Willach war sichtlich bemüht, selbstbewusst zu erscheinen, auch wenn er verkniffen dreinschaute. Für ihn war es eine weitere Herausforderung. Wenn die Firma, vertreten nun von Garda, es von ihm verlangte, dann würde er auch über Feuer und Wasser laufen.
Alle sollten sich nun ihres Schuhwerkes entledigen, sagte Garda.
-- ,,Wir sollen jetzt wirklich barfuß über '', sagte Burbacki ohne seinen Satz zu vollenden.
-- ,,Ja wollen Sie denn lieber mit Ihren schicken Schuhe drüberlaufen?''
Burbacki schaute Sylvia fassungslos und entsetzt an. Es war nicht klar, ob die Vorstellung schmorender Luxus-Schuhe seinen gequälten Gesichtsausdruck verursachte oder die Enttäuschung, dass ihn Sylvia versuchte zu ärgen.
Noch würde niemand laufen, mischte sich Garda ein.

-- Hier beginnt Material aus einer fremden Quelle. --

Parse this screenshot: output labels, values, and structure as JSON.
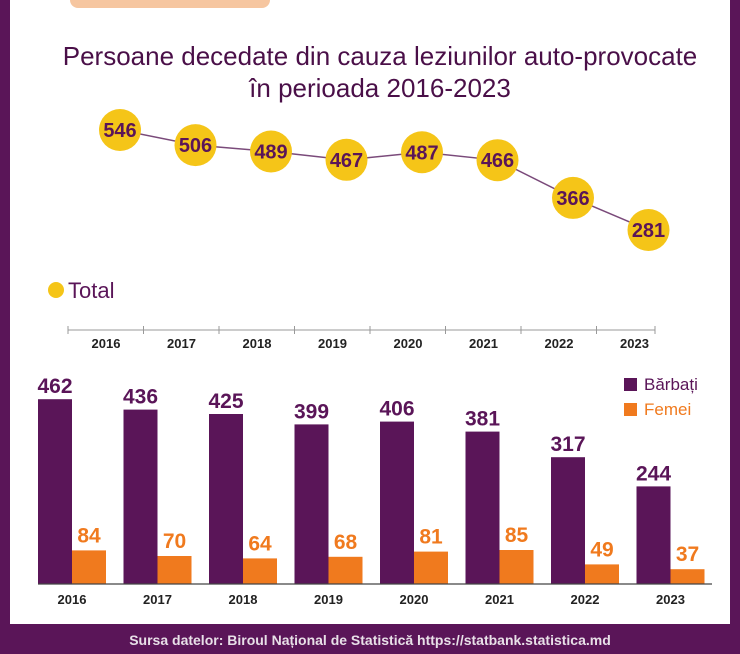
{
  "title_line1": "Persoane decedate din cauza leziunilor auto-provocate",
  "title_line2": "în perioada 2016-2023",
  "footer": "Sursa datelor: Biroul Național de Statistică https://statbank.statistica.md",
  "colors": {
    "frame": "#5a1558",
    "title": "#4a0f48",
    "total_circle": "#f5c518",
    "total_text": "#5a1558",
    "line": "#7a4a7a",
    "barbati": "#5a1558",
    "femei": "#f07a1e"
  },
  "chart_data": [
    {
      "type": "line",
      "categories": [
        "2016",
        "2017",
        "2018",
        "2019",
        "2020",
        "2021",
        "2022",
        "2023"
      ],
      "series": [
        {
          "name": "Total",
          "values": [
            546,
            506,
            489,
            467,
            487,
            466,
            366,
            281
          ]
        }
      ],
      "legend": "bottom-left"
    },
    {
      "type": "bar",
      "categories": [
        "2016",
        "2017",
        "2018",
        "2019",
        "2020",
        "2021",
        "2022",
        "2023"
      ],
      "series": [
        {
          "name": "Bărbați",
          "values": [
            462,
            436,
            425,
            399,
            406,
            381,
            317,
            244
          ]
        },
        {
          "name": "Femei",
          "values": [
            84,
            70,
            64,
            68,
            81,
            85,
            49,
            37
          ]
        }
      ],
      "legend": "top-right"
    }
  ]
}
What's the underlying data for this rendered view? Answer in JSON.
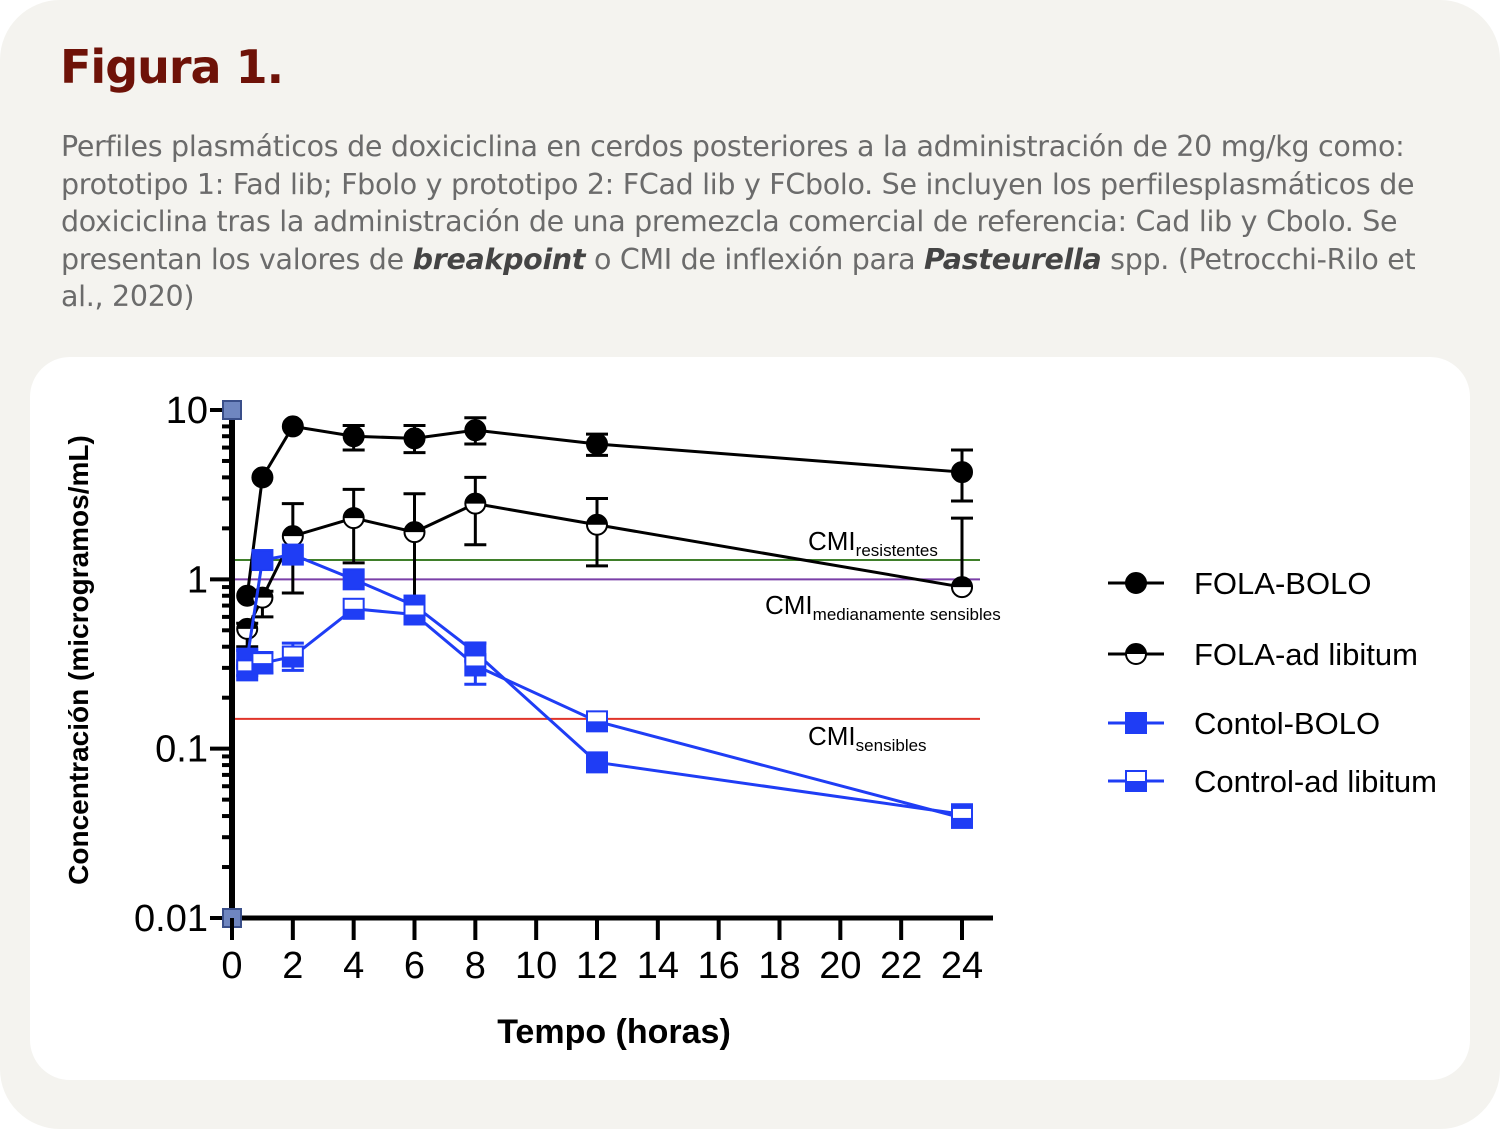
{
  "figure": {
    "title": "Figura 1.",
    "caption_parts": [
      "Perfiles plasmáticos de doxiciclina en cerdos posteriores a la administración de 20 mg/kg como: prototipo 1: Fad lib; Fbolo y prototipo 2: FCad lib y FCbolo. Se incluyen los perfilesplasmáticos de doxiciclina tras la administración de una premezcla comercial de referencia: Cad lib y Cbolo. Se presentan los valores de ",
      "breakpoint",
      " o CMI de inflexión para ",
      "Pasteurella",
      " spp. (Petrocchi-Rilo et al., 2020)"
    ]
  },
  "chart_data": {
    "type": "line",
    "xlabel": "Tempo (horas)",
    "ylabel": "Concentración (microgramos/mL)",
    "xlim": [
      0,
      24
    ],
    "ylim": [
      0.01,
      10
    ],
    "yscale": "log",
    "xticks": [
      "0",
      "2",
      "4",
      "6",
      "8",
      "10",
      "12",
      "14",
      "16",
      "18",
      "20",
      "22",
      "24"
    ],
    "yticks": [
      "10",
      "1",
      "0.1",
      "0.01"
    ],
    "legend_position": "right",
    "x": [
      0.5,
      1,
      2,
      4,
      6,
      8,
      12,
      24
    ],
    "series": [
      {
        "name": "FOLA-BOLO",
        "marker": "circle-filled",
        "color": "#000000",
        "values": [
          0.8,
          4.0,
          8.0,
          7.0,
          6.8,
          7.6,
          6.3,
          4.3
        ],
        "err_low": [
          0.8,
          4.0,
          8.0,
          5.8,
          5.6,
          6.3,
          5.4,
          2.9
        ],
        "err_high": [
          0.8,
          4.0,
          8.0,
          8.1,
          8.1,
          9.0,
          7.2,
          5.8
        ]
      },
      {
        "name": "FOLA-ad libitum",
        "marker": "circle-half",
        "color": "#000000",
        "values": [
          0.51,
          0.78,
          1.8,
          2.3,
          1.9,
          2.8,
          2.1,
          0.9
        ],
        "err_low": [
          0.4,
          0.6,
          0.83,
          1.25,
          0.65,
          1.6,
          1.2,
          0.9
        ],
        "err_high": [
          0.55,
          0.85,
          2.8,
          3.4,
          3.2,
          4.0,
          3.0,
          2.3
        ]
      },
      {
        "name": "Contol-BOLO",
        "marker": "square-filled",
        "color": "#1f3df5",
        "values": [
          0.34,
          1.3,
          1.4,
          1.0,
          0.7,
          0.37,
          0.083,
          0.041
        ],
        "err_low": [
          0.3,
          1.3,
          1.4,
          1.0,
          0.62,
          0.33,
          0.083,
          0.038
        ],
        "err_high": [
          0.38,
          1.3,
          1.4,
          1.0,
          0.78,
          0.42,
          0.083,
          0.044
        ]
      },
      {
        "name": "Control-ad libitum",
        "marker": "square-half",
        "color": "#1f3df5",
        "values": [
          0.29,
          0.32,
          0.35,
          0.67,
          0.62,
          0.31,
          0.145,
          0.039
        ],
        "err_low": [
          0.27,
          0.28,
          0.29,
          0.67,
          0.6,
          0.24,
          0.14,
          0.035
        ],
        "err_high": [
          0.31,
          0.37,
          0.42,
          0.67,
          0.64,
          0.36,
          0.15,
          0.043
        ]
      }
    ],
    "reference_lines": [
      {
        "label": "CMI",
        "sub": "resistentes",
        "value": 1.3,
        "color": "#3f7f2a"
      },
      {
        "label": "CMI",
        "sub": "medianamente sensibles",
        "value": 1.0,
        "color": "#7a3fa8"
      },
      {
        "label": "CMI",
        "sub": "sensibles",
        "value": 0.15,
        "color": "#e0342a"
      }
    ]
  }
}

Zuerst müssten sie sich noch mental konditionieren, die Feuerresistenz herstellen.
-- ,,Meine Schuhe. Die könnten nur noch schöner werden.'', flüsterte Burbacki zu Sylvia, ,,Schauen sie sich die doch einmal an, zerschlissen und zerkratzt, als wären sie schon Jahre alt. So ein feines Leder ...'', jammerte er beinahe weinerlich.